Lossless Audio Compression => WavPack => Topic started by: pi_jom on 2009-08-13 13:11:03

Title: Question about low-lantency
Post by: pi_jom on 2009-08-13 13:11:03
Hello!
      I have downloaded the low-lantency ,while i set the blocksize=2000, and sub-blocksize=32 ,
       
      i think the encoder will run like this :  first  compress 2000 /frame and then  32 /frame;

---------------------------------------------  but the fact is ,  it still need to pack 2000 / frame.
      |  2000      |  32  | 32  | 32  |.......   
---------------------------------------------  am i misunderstanding it?   
                                                         
    And  the command is    "-b320 --blocksize=2000 --sub-blocks=32  1.wav 1.wv"
Title: Question about low-lantency
Post by: bryant on 2009-08-13 21:27:52
Yes, you are misunderstanding it a little. The parameters that you are using will create blocks with 64000 samples per block (2000 * 32)! However, the encoder will compress 2000 samples at a time and provide those to the application, so the effective latency is 2000 samples. Every 64000 samples (32 of these “sub blocks”) the encoder will terminate the large “super block” and start over.
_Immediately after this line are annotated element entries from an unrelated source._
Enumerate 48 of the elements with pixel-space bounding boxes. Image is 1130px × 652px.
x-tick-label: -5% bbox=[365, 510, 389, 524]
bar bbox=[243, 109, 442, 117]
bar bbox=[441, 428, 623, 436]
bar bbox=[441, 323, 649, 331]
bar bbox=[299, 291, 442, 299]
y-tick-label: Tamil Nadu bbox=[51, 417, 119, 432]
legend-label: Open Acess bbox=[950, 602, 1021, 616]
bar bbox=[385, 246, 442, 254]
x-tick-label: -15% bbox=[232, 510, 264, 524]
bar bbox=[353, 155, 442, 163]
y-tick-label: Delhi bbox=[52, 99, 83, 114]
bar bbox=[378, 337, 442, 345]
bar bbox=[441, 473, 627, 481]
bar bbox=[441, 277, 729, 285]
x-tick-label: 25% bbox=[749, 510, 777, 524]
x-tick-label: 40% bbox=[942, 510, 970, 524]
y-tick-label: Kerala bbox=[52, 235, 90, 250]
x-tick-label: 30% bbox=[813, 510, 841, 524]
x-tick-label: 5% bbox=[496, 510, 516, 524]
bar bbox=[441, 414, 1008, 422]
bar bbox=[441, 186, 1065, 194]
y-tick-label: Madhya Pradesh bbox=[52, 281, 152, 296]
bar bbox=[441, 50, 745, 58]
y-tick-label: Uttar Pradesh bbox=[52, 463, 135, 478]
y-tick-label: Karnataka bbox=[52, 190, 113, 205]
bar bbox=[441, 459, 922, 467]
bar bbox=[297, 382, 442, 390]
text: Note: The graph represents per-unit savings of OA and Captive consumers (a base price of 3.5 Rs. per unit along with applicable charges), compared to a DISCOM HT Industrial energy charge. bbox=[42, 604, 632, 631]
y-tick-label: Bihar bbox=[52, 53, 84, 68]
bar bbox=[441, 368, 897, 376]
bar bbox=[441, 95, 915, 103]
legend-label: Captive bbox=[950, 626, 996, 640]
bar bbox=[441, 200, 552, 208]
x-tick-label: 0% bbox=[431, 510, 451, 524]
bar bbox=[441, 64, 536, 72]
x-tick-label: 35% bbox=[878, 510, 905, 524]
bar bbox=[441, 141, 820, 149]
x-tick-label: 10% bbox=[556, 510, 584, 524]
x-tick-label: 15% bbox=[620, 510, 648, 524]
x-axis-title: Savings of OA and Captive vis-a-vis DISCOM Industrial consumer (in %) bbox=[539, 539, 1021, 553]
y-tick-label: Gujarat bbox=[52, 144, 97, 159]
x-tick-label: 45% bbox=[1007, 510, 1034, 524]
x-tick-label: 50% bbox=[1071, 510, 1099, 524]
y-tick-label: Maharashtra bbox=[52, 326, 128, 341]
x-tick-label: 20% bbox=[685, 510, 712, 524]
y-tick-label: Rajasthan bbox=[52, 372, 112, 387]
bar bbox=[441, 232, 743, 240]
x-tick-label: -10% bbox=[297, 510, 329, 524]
I suspect that is not what you want, because even the regular encoder is efficient with 2000 samples per block. If you want the sample latency to be 32 samples, try --blocksize=32 and --sub-blocks=32. This will process the samples 32 at a time, and every 1024 samples will start a new “super block”.

Hope this makes more sense... 
Title: Question about low-lantency
Post by: pi_jom on 2009-08-14 02:03:33
Yes, you are misunderstanding it a little. The parameters that you are using will create blocks with 64000 samples per block (2000 * 32)! However, the encoder will compress 2000 samples at a time and provide those to the application, so the effective latency is 2000 samples. Every 64000 samples (32 of these “sub blocks”) the encoder will terminate the large “super block” and start over.

I suspect that is not what you want, because even the regular encoder is efficient with 2000 samples per block. If you want the sample latency to be 32 samples, try --blocksize=32 and --sub-blocks=32. This will process the samples 32 at a time, and every 1024 samples will start a new “super block”.

Hope this makes more sense... 


O i see, Thanks very much !  It would really help a lot.